Pour la troisième année d'affilée, la Bulgarie a atteint en 2012 la position peu enviable de leader du classement mondial de la souffrance avec 39 % des Bulgares évaluant leur vie assez médiocrement pour être considérés comme souffrants.

Selon l'étude réalisée par l'institut de sondage Gallup, l'Arménie se classe à la seconde position, 37 % des Arméniens étant en souffrance suivis de près par les Cambodgiens (34 %), les Haïtiens (32 %), les Hongrois (32 %), les Malgaches, les Macédoniens et les Iraniens (31 %). Dans 20 des 143 pays et régions sondés en 2012, au moins un quart de la population était considéré comme souffrant. Ces pays couvrent la plupart des régions du monde, y compris le continent européen durement frappé par la crise : outre les Etats cités précédemment, on trouve également la Bosnie-Herzégovine (27 %), la Roumanie (27 %) et la Grèce (26 %).

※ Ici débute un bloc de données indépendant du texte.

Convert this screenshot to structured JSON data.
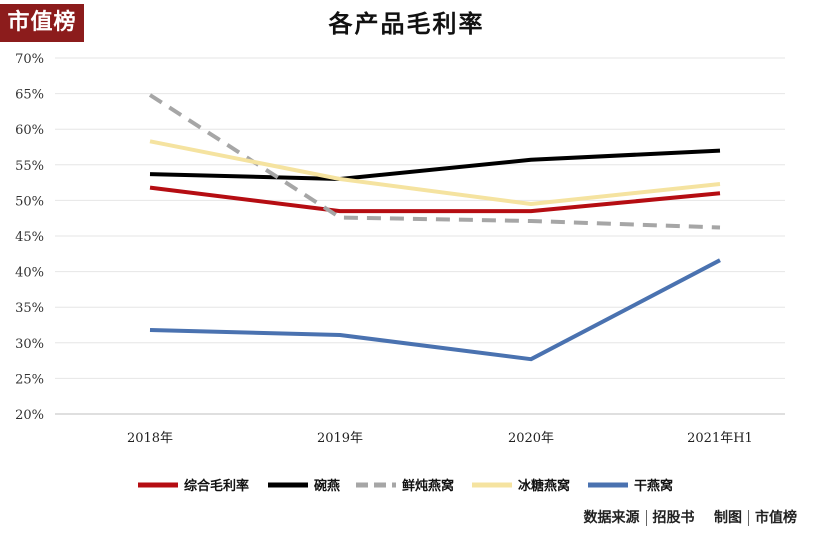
{
  "logo_text": "市值榜",
  "footer": {
    "source_label": "数据来源",
    "source_name": "招股书",
    "made_by_label": "制图",
    "made_by_name": "市值榜"
  },
  "chart_data": {
    "type": "line",
    "title": "各产品毛利率",
    "categories": [
      "2018年",
      "2019年",
      "2020年",
      "2021年H1"
    ],
    "y_ticks": [
      "20%",
      "25%",
      "30%",
      "35%",
      "40%",
      "45%",
      "50%",
      "55%",
      "60%",
      "65%",
      "70%"
    ],
    "ylim": [
      20,
      70
    ],
    "grid": "horizontal",
    "legend_position": "bottom",
    "series": [
      {
        "name": "综合毛利率",
        "values": [
          51.8,
          48.5,
          48.5,
          51.0
        ],
        "color": "#b50d12",
        "dash": false
      },
      {
        "name": "碗燕",
        "values": [
          53.7,
          53.0,
          55.7,
          57.0
        ],
        "color": "#000000",
        "dash": false
      },
      {
        "name": "鲜炖燕窝",
        "values": [
          64.8,
          47.6,
          47.1,
          46.2
        ],
        "color": "#a6a6a6",
        "dash": true
      },
      {
        "name": "冰糖燕窝",
        "values": [
          58.3,
          53.0,
          49.5,
          52.3
        ],
        "color": "#f5e3a0",
        "dash": false
      },
      {
        "name": "干燕窝",
        "values": [
          31.8,
          31.1,
          27.7,
          41.6
        ],
        "color": "#4a72b0",
        "dash": false
      }
    ]
  }
}
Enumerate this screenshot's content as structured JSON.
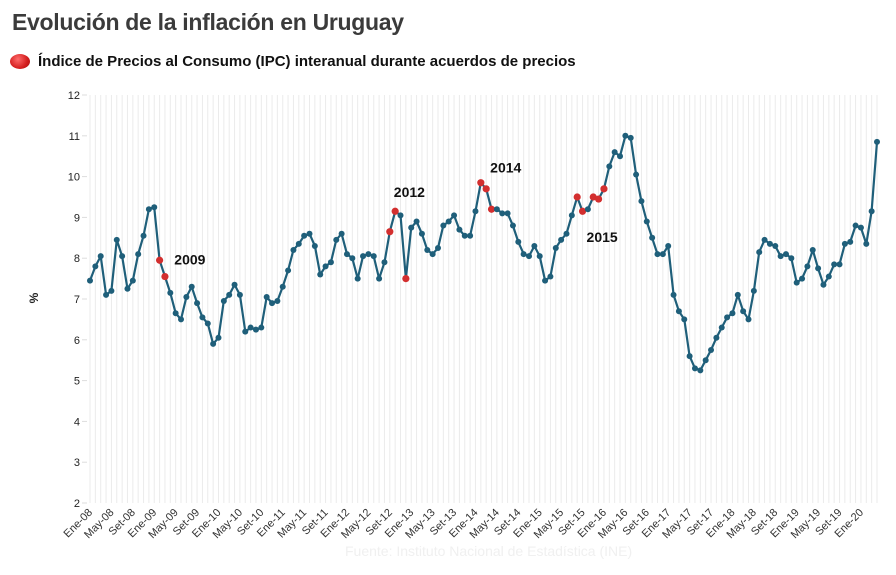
{
  "header": {
    "title": "Evolución de la inflación en Uruguay",
    "legend_label": "Índice de Precios al Consumo (IPC) interanual durante acuerdos de precios"
  },
  "source_note": "Fuente: Instituto Nacional de Estadística (INE)",
  "chart_data": {
    "type": "line",
    "title": "Evolución de la inflación en Uruguay",
    "xlabel": "",
    "ylabel": "%",
    "ylim": [
      2,
      12
    ],
    "yticks": [
      2,
      3,
      4,
      5,
      6,
      7,
      8,
      9,
      10,
      11,
      12
    ],
    "grid": "vertical-monthly",
    "legend_position": "top-left",
    "colors": {
      "line": "#1f5f7a",
      "highlight": "#d32f2f"
    },
    "x_tick_labels": [
      "Ene-08",
      "May-08",
      "Set-08",
      "Ene-09",
      "May-09",
      "Set-09",
      "Ene-10",
      "May-10",
      "Set-10",
      "Ene-11",
      "May-11",
      "Set-11",
      "Ene-12",
      "May-12",
      "Set-12",
      "Ene-13",
      "May-13",
      "Set-13",
      "Ene-14",
      "May-14",
      "Set-14",
      "Ene-15",
      "May-15",
      "Set-15",
      "Ene-16",
      "May-16",
      "Set-16",
      "Ene-17",
      "May-17",
      "Set-17",
      "Ene-18",
      "May-18",
      "Set-18",
      "Ene-19",
      "May-19",
      "Set-19",
      "Ene-20"
    ],
    "x_tick_every_months": 4,
    "start": "Ene-08",
    "series": [
      {
        "name": "IPC interanual",
        "values": [
          7.45,
          7.8,
          8.05,
          7.1,
          7.2,
          8.45,
          8.05,
          7.25,
          7.45,
          8.1,
          8.55,
          9.2,
          9.25,
          7.95,
          7.55,
          7.15,
          6.65,
          6.5,
          7.05,
          7.3,
          6.9,
          6.55,
          6.4,
          5.9,
          6.05,
          6.95,
          7.1,
          7.35,
          7.1,
          6.2,
          6.3,
          6.25,
          6.3,
          7.05,
          6.9,
          6.95,
          7.3,
          7.7,
          8.2,
          8.35,
          8.55,
          8.6,
          8.3,
          7.6,
          7.8,
          7.9,
          8.45,
          8.6,
          8.1,
          8.0,
          7.5,
          8.05,
          8.1,
          8.05,
          7.5,
          7.9,
          8.65,
          9.15,
          9.05,
          7.5,
          8.75,
          8.9,
          8.6,
          8.2,
          8.1,
          8.25,
          8.8,
          8.9,
          9.05,
          8.7,
          8.55,
          8.55,
          9.15,
          9.85,
          9.7,
          9.2,
          9.2,
          9.1,
          9.1,
          8.8,
          8.4,
          8.1,
          8.05,
          8.3,
          8.05,
          7.45,
          7.55,
          8.25,
          8.45,
          8.6,
          9.05,
          9.5,
          9.15,
          9.2,
          9.5,
          9.45,
          9.7,
          10.25,
          10.6,
          10.5,
          11.0,
          10.95,
          10.05,
          9.4,
          8.9,
          8.5,
          8.1,
          8.1,
          8.3,
          7.1,
          6.7,
          6.5,
          5.6,
          5.3,
          5.25,
          5.5,
          5.75,
          6.05,
          6.3,
          6.55,
          6.65,
          7.1,
          6.7,
          6.5,
          7.2,
          8.15,
          8.45,
          8.35,
          8.3,
          8.05,
          8.1,
          8.0,
          7.4,
          7.5,
          7.8,
          8.2,
          7.75,
          7.35,
          7.55,
          7.85,
          7.85,
          8.35,
          8.4,
          8.8,
          8.75,
          8.35,
          9.15,
          10.85
        ],
        "highlight_indices": [
          13,
          14,
          56,
          57,
          59,
          73,
          74,
          75,
          91,
          92,
          94,
          95,
          96
        ]
      }
    ],
    "annotations": [
      {
        "text": "2009",
        "index": 15,
        "value": 7.85
      },
      {
        "text": "2012",
        "index": 56,
        "value": 9.5
      },
      {
        "text": "2014",
        "index": 74,
        "value": 10.1
      },
      {
        "text": "2015",
        "index": 92,
        "value": 8.4
      }
    ]
  }
}
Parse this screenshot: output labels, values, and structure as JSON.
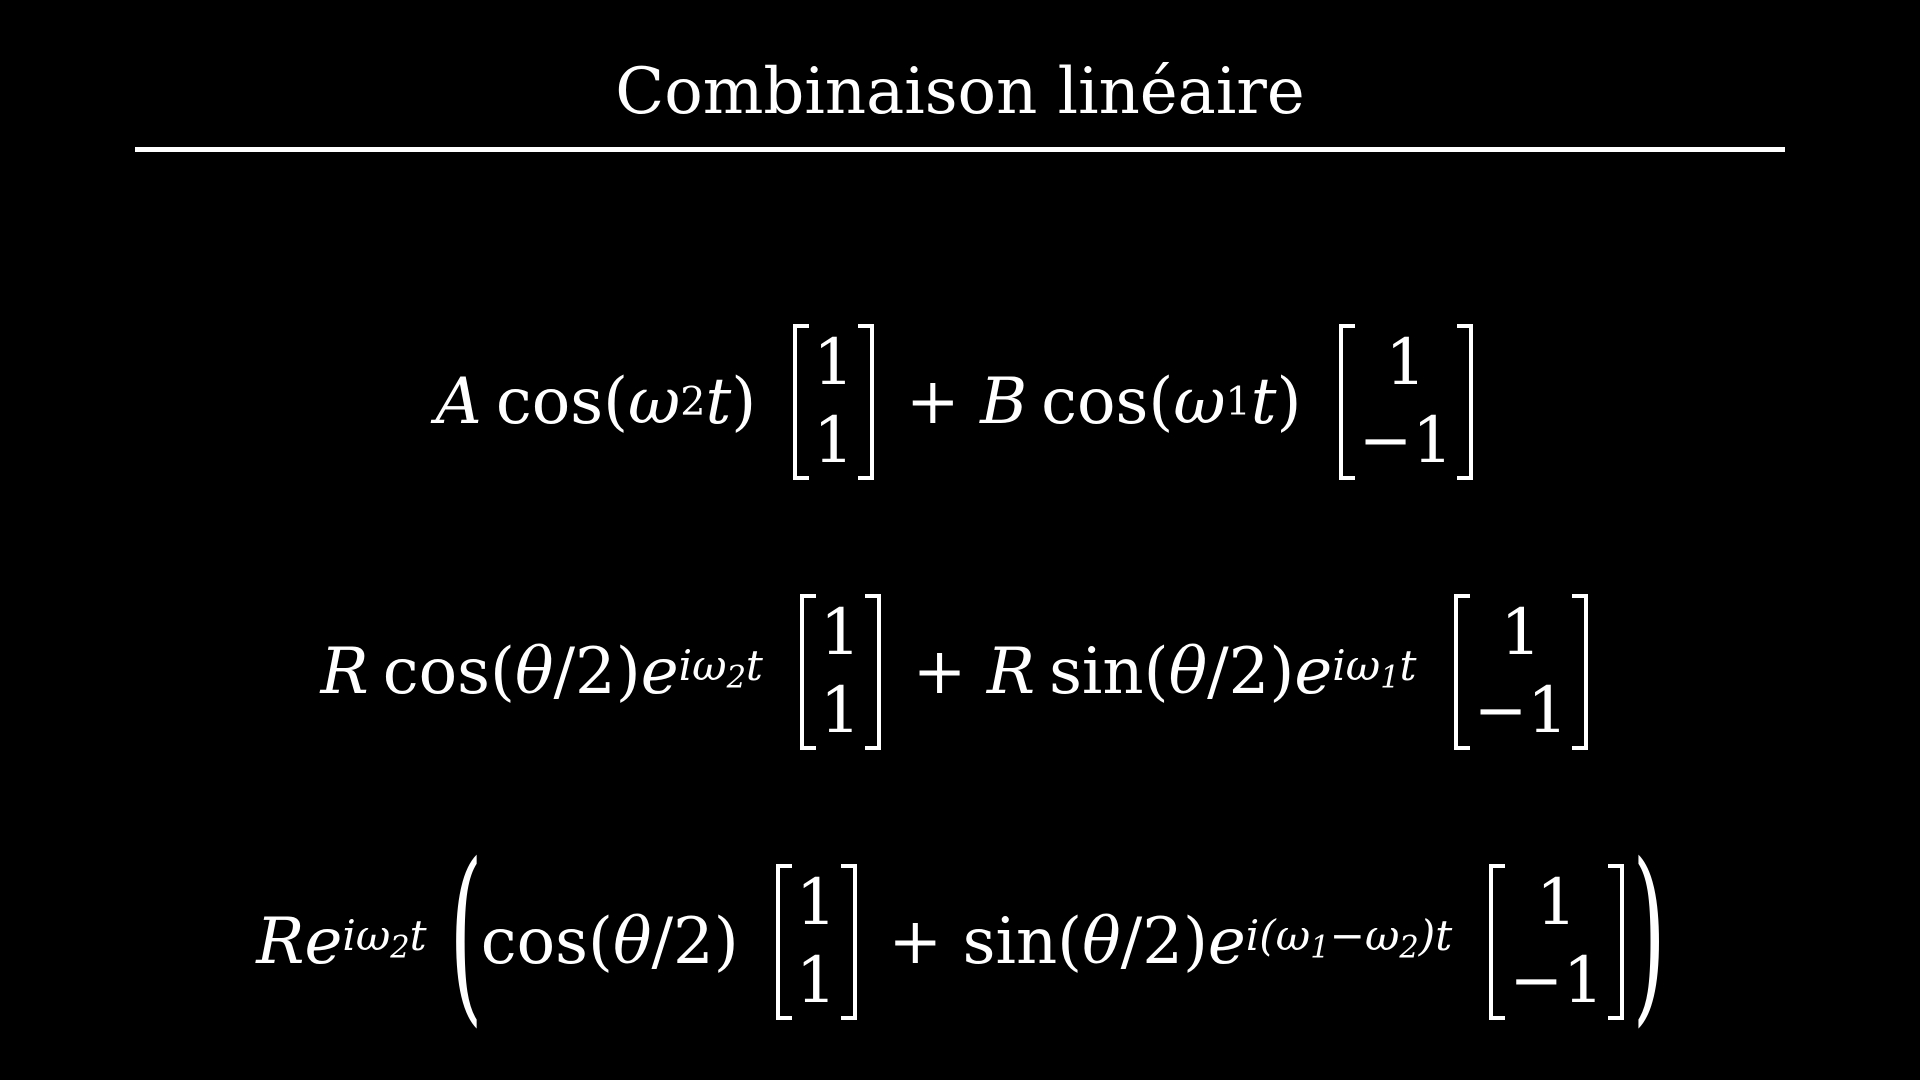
{
  "slide": {
    "title": "Combinaison linéaire"
  },
  "equations": {
    "line1": {
      "coef_a": "A",
      "func_a": "cos",
      "omega_a": "ω",
      "sub_a": "2",
      "var_t": "t",
      "plus": "+",
      "coef_b": "B",
      "func_b": "cos",
      "omega_b": "ω",
      "sub_b": "1",
      "vec1": [
        "1",
        "1"
      ],
      "vec2": [
        "1",
        "−1"
      ]
    },
    "line2": {
      "coef": "R",
      "func_a": "cos",
      "theta": "θ",
      "over2": "/2",
      "e": "e",
      "exp_a_i": "iω",
      "exp_a_sub": "2",
      "exp_t": "t",
      "plus": "+",
      "func_b": "sin",
      "exp_b_i": "iω",
      "exp_b_sub": "1",
      "vec1": [
        "1",
        "1"
      ],
      "vec2": [
        "1",
        "−1"
      ]
    },
    "line3": {
      "coef": "R",
      "e": "e",
      "exp_i": "iω",
      "exp_sub": "2",
      "exp_t": "t",
      "func_a": "cos",
      "theta": "θ",
      "over2": "/2",
      "plus": "+",
      "func_b": "sin",
      "exp2_prefix": "i(ω",
      "exp2_sub1": "1",
      "exp2_mid": "−ω",
      "exp2_sub2": "2",
      "exp2_suffix": ")t",
      "vec1": [
        "1",
        "1"
      ],
      "vec2": [
        "1",
        "−1"
      ]
    }
  }
}
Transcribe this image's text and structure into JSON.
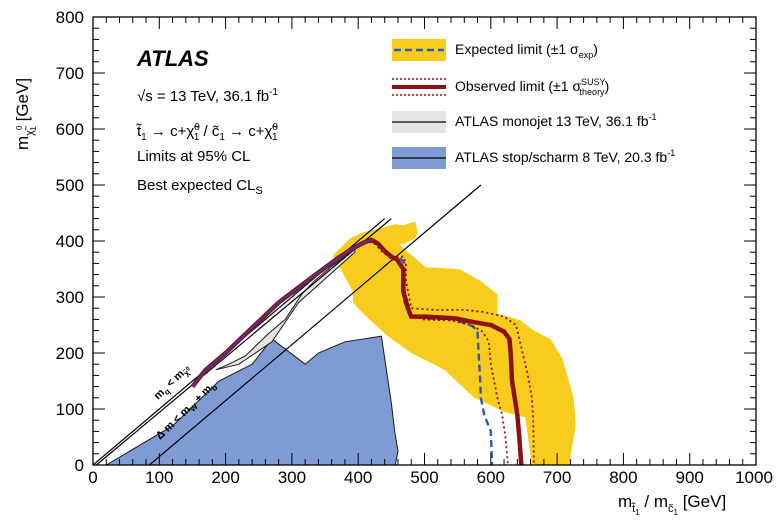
{
  "chart_data": {
    "type": "exclusion-contour",
    "xlabel": "m_t~1 / m_c~1 [GeV]",
    "ylabel": "m_χ~0_1 [GeV]",
    "xlim": [
      0,
      1000
    ],
    "ylim": [
      0,
      800
    ],
    "x_ticks": [
      "0",
      "100",
      "200",
      "300",
      "400",
      "500",
      "600",
      "700",
      "800",
      "900",
      "1000"
    ],
    "y_ticks": [
      "0",
      "100",
      "200",
      "300",
      "400",
      "500",
      "600",
      "700",
      "800"
    ],
    "brand": "ATLAS",
    "info_lines": [
      "√s = 13 TeV, 36.1 fb⁻¹",
      "t~1 → c+χ~0_1 / c~1 → c+χ~0_1",
      "Limits at 95% CL",
      "Best expected CL_S"
    ],
    "kinematic_labels": [
      "m_q < m_χ~0_1",
      "Δm < m_W + m_b"
    ],
    "colors": {
      "expected_band": "#f7cc1c",
      "expected_line": "#2f58b8",
      "observed": "#8b1018",
      "monojet_fill": "#e4e4e4",
      "stop8tev_fill": "#7f9bd4"
    },
    "legend": [
      "Expected limit (±1 σ_exp)",
      "Observed limit (±1 σ_theory^SUSY)",
      "ATLAS monojet 13 TeV, 36.1 fb⁻¹",
      "ATLAS stop/scharm 8 TeV, 20.3 fb⁻¹"
    ],
    "series": {
      "stop8tev": [
        [
          20,
          0
        ],
        [
          120,
          70
        ],
        [
          190,
          150
        ],
        [
          240,
          180
        ],
        [
          270,
          225
        ],
        [
          320,
          180
        ],
        [
          340,
          200
        ],
        [
          380,
          220
        ],
        [
          435,
          230
        ],
        [
          450,
          110
        ],
        [
          455,
          60
        ],
        [
          460,
          25
        ],
        [
          456,
          0
        ]
      ],
      "monojet": [
        [
          185,
          170
        ],
        [
          205,
          180
        ],
        [
          230,
          195
        ],
        [
          265,
          235
        ],
        [
          290,
          260
        ],
        [
          315,
          305
        ],
        [
          335,
          330
        ],
        [
          360,
          355
        ],
        [
          395,
          385
        ]
      ],
      "expected_band": [
        [
          362,
          375
        ],
        [
          388,
          405
        ],
        [
          405,
          415
        ],
        [
          440,
          425
        ],
        [
          456,
          430
        ],
        [
          468,
          428
        ],
        [
          486,
          435
        ],
        [
          490,
          415
        ],
        [
          485,
          405
        ],
        [
          470,
          395
        ],
        [
          462,
          393
        ],
        [
          502,
          353
        ],
        [
          552,
          350
        ],
        [
          584,
          329
        ],
        [
          610,
          305
        ],
        [
          610,
          270
        ],
        [
          627,
          265
        ],
        [
          645,
          258
        ],
        [
          665,
          240
        ],
        [
          690,
          225
        ],
        [
          708,
          190
        ],
        [
          725,
          120
        ],
        [
          728,
          70
        ],
        [
          718,
          0
        ],
        [
          662,
          0
        ],
        [
          652,
          85
        ],
        [
          620,
          95
        ],
        [
          575,
          120
        ],
        [
          530,
          170
        ],
        [
          480,
          200
        ],
        [
          445,
          230
        ],
        [
          412,
          265
        ],
        [
          392,
          290
        ],
        [
          392,
          310
        ]
      ],
      "expected": [
        [
          302,
          305
        ],
        [
          315,
          318
        ],
        [
          330,
          333
        ],
        [
          350,
          350
        ],
        [
          372,
          370
        ],
        [
          393,
          387
        ],
        [
          410,
          398
        ],
        [
          420,
          402
        ],
        [
          430,
          395
        ],
        [
          440,
          382
        ],
        [
          452,
          370
        ],
        [
          462,
          372
        ],
        [
          470,
          360
        ],
        [
          470,
          290
        ],
        [
          480,
          265
        ],
        [
          500,
          262
        ],
        [
          545,
          260
        ],
        [
          572,
          248
        ],
        [
          580,
          240
        ],
        [
          582,
          190
        ],
        [
          584,
          150
        ],
        [
          585,
          120
        ],
        [
          590,
          90
        ],
        [
          600,
          60
        ],
        [
          602,
          0
        ]
      ],
      "obs_upper": [
        [
          315,
          318
        ],
        [
          330,
          335
        ],
        [
          350,
          352
        ],
        [
          370,
          370
        ],
        [
          392,
          387
        ],
        [
          410,
          398
        ],
        [
          420,
          402
        ],
        [
          430,
          395
        ],
        [
          440,
          382
        ],
        [
          455,
          372
        ],
        [
          468,
          372
        ],
        [
          472,
          360
        ],
        [
          472,
          330
        ],
        [
          480,
          280
        ],
        [
          515,
          277
        ],
        [
          560,
          277
        ],
        [
          590,
          273
        ],
        [
          620,
          265
        ],
        [
          638,
          250
        ],
        [
          648,
          200
        ],
        [
          656,
          160
        ],
        [
          662,
          120
        ],
        [
          664,
          80
        ],
        [
          665,
          0
        ]
      ],
      "observed": [
        [
          150,
          140
        ],
        [
          170,
          170
        ],
        [
          200,
          200
        ],
        [
          240,
          245
        ],
        [
          280,
          290
        ],
        [
          330,
          335
        ],
        [
          370,
          370
        ],
        [
          392,
          387
        ],
        [
          410,
          398
        ],
        [
          420,
          402
        ],
        [
          430,
          395
        ],
        [
          440,
          382
        ],
        [
          452,
          370
        ],
        [
          458,
          368
        ],
        [
          468,
          350
        ],
        [
          468,
          310
        ],
        [
          475,
          280
        ],
        [
          480,
          265
        ],
        [
          500,
          265
        ],
        [
          545,
          262
        ],
        [
          575,
          255
        ],
        [
          600,
          250
        ],
        [
          620,
          238
        ],
        [
          628,
          225
        ],
        [
          630,
          200
        ],
        [
          632,
          150
        ],
        [
          636,
          120
        ],
        [
          640,
          90
        ],
        [
          643,
          50
        ],
        [
          646,
          0
        ]
      ],
      "obs_lower": [
        [
          380,
          372
        ],
        [
          398,
          392
        ],
        [
          412,
          400
        ],
        [
          425,
          395
        ],
        [
          435,
          382
        ],
        [
          448,
          370
        ],
        [
          456,
          368
        ],
        [
          466,
          350
        ],
        [
          468,
          300
        ],
        [
          472,
          285
        ],
        [
          478,
          268
        ],
        [
          498,
          260
        ],
        [
          540,
          258
        ],
        [
          570,
          250
        ],
        [
          588,
          238
        ],
        [
          597,
          220
        ],
        [
          600,
          180
        ],
        [
          605,
          150
        ],
        [
          610,
          120
        ],
        [
          617,
          90
        ],
        [
          622,
          50
        ],
        [
          626,
          0
        ]
      ]
    }
  }
}
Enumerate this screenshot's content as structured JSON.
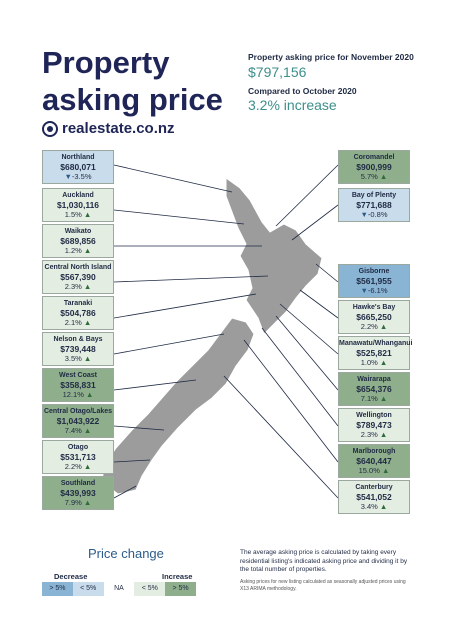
{
  "title_line1": "Property",
  "title_line2": "asking price",
  "brand": "realestate.co.nz",
  "national": {
    "label": "Property asking price for November 2020",
    "price": "$797,156",
    "compare_label": "Compared to October 2020",
    "change": "3.2% increase"
  },
  "regions_left": [
    {
      "name": "Northland",
      "price": "$680,071",
      "change": "-3.5%",
      "dir": "down"
    },
    {
      "name": "Auckland",
      "price": "$1,030,116",
      "change": "1.5%",
      "dir": "up"
    },
    {
      "name": "Waikato",
      "price": "$689,856",
      "change": "1.2%",
      "dir": "up"
    },
    {
      "name": "Central North Island",
      "price": "$567,390",
      "change": "2.3%",
      "dir": "up"
    },
    {
      "name": "Taranaki",
      "price": "$504,786",
      "change": "2.1%",
      "dir": "up"
    },
    {
      "name": "Nelson & Bays",
      "price": "$739,448",
      "change": "3.5%",
      "dir": "up"
    },
    {
      "name": "West Coast",
      "price": "$358,831",
      "change": "12.1%",
      "dir": "up"
    },
    {
      "name": "Central Otago/Lakes",
      "price": "$1,043,922",
      "change": "7.4%",
      "dir": "up"
    },
    {
      "name": "Otago",
      "price": "$531,713",
      "change": "2.2%",
      "dir": "up"
    },
    {
      "name": "Southland",
      "price": "$439,993",
      "change": "7.9%",
      "dir": "up"
    }
  ],
  "regions_right": [
    {
      "name": "Coromandel",
      "price": "$900,999",
      "change": "5.7%",
      "dir": "up"
    },
    {
      "name": "Bay of Plenty",
      "price": "$771,688",
      "change": "-0.8%",
      "dir": "down"
    },
    {
      "name": "Gisborne",
      "price": "$561,955",
      "change": "-6.1%",
      "dir": "down"
    },
    {
      "name": "Hawke's Bay",
      "price": "$665,250",
      "change": "2.2%",
      "dir": "up"
    },
    {
      "name": "Manawatu/Whanganui",
      "price": "$525,821",
      "change": "1.0%",
      "dir": "up"
    },
    {
      "name": "Wairarapa",
      "price": "$654,376",
      "change": "7.1%",
      "dir": "up"
    },
    {
      "name": "Wellington",
      "price": "$789,473",
      "change": "2.3%",
      "dir": "up"
    },
    {
      "name": "Marlborough",
      "price": "$640,447",
      "change": "15.0%",
      "dir": "up"
    },
    {
      "name": "Canterbury",
      "price": "$541,052",
      "change": "3.4%",
      "dir": "up"
    }
  ],
  "legend": {
    "title": "Price change",
    "decrease": "Decrease",
    "increase": "Increase",
    "items": [
      "> 5%",
      "< 5%",
      "NA",
      "< 5%",
      "> 5%"
    ]
  },
  "footnote": "The average asking price is calculated by taking every residential listing's indicated asking price and dividing it by the total number of properties.",
  "footnote_small": "Asking prices for new listing calculated as seasonally adjusted prices using X13 ARIMA methodology."
}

A l'inverse, la souffrance ne dépassait pas les 2 % dans 17 pays et régions - la plupart d'entre eux étant des pays riches et développés. Certains pays en développement sont également présents dans cette liste : la Thaïlande, le Venezuela, le Nigéria, le Somaliland et la Libye. L'institut Gallup remarque que la souffrance dans les quatre premiers pays de ce classement (Islande, Qatar, Suède et Norvège avec 1 %) a été systématiquement faible depuis qu'il a commencé à mener des sondages dans ces endroits. Aussi, le Venezuela, qui avait toujours connu des résultats à un seul chiffre, a affiché en 2012 un taux de souffrance exceptionnellement bas de 2%.



L'institut Gallup a classé les sondés comme étant « prospère », « en difficulté » ou « souffrant » selon l'évaluation qu'ils ont donné de leur propre vie sur une échelle allant de un à dix. Dans tous les pays, la mesure du bien-être est grandement liée au revenu, au niveau d'éducation et aux conditions sanitaires. Ainsi, les individus définis comme prospères sont peu sujets aux maladies, ont des revenus plus élevés, sont mieux éduqués et évoluent dans des environnements de travail plus agréables. En comparaison avec ces personnes, les gens en difficulté ont davantage tendance à se préoccuper quotidiennement de l'argent tandis que les « souffrants » sont plus susceptibles d'avoir des besoins comme la nourriture et l'hébergement.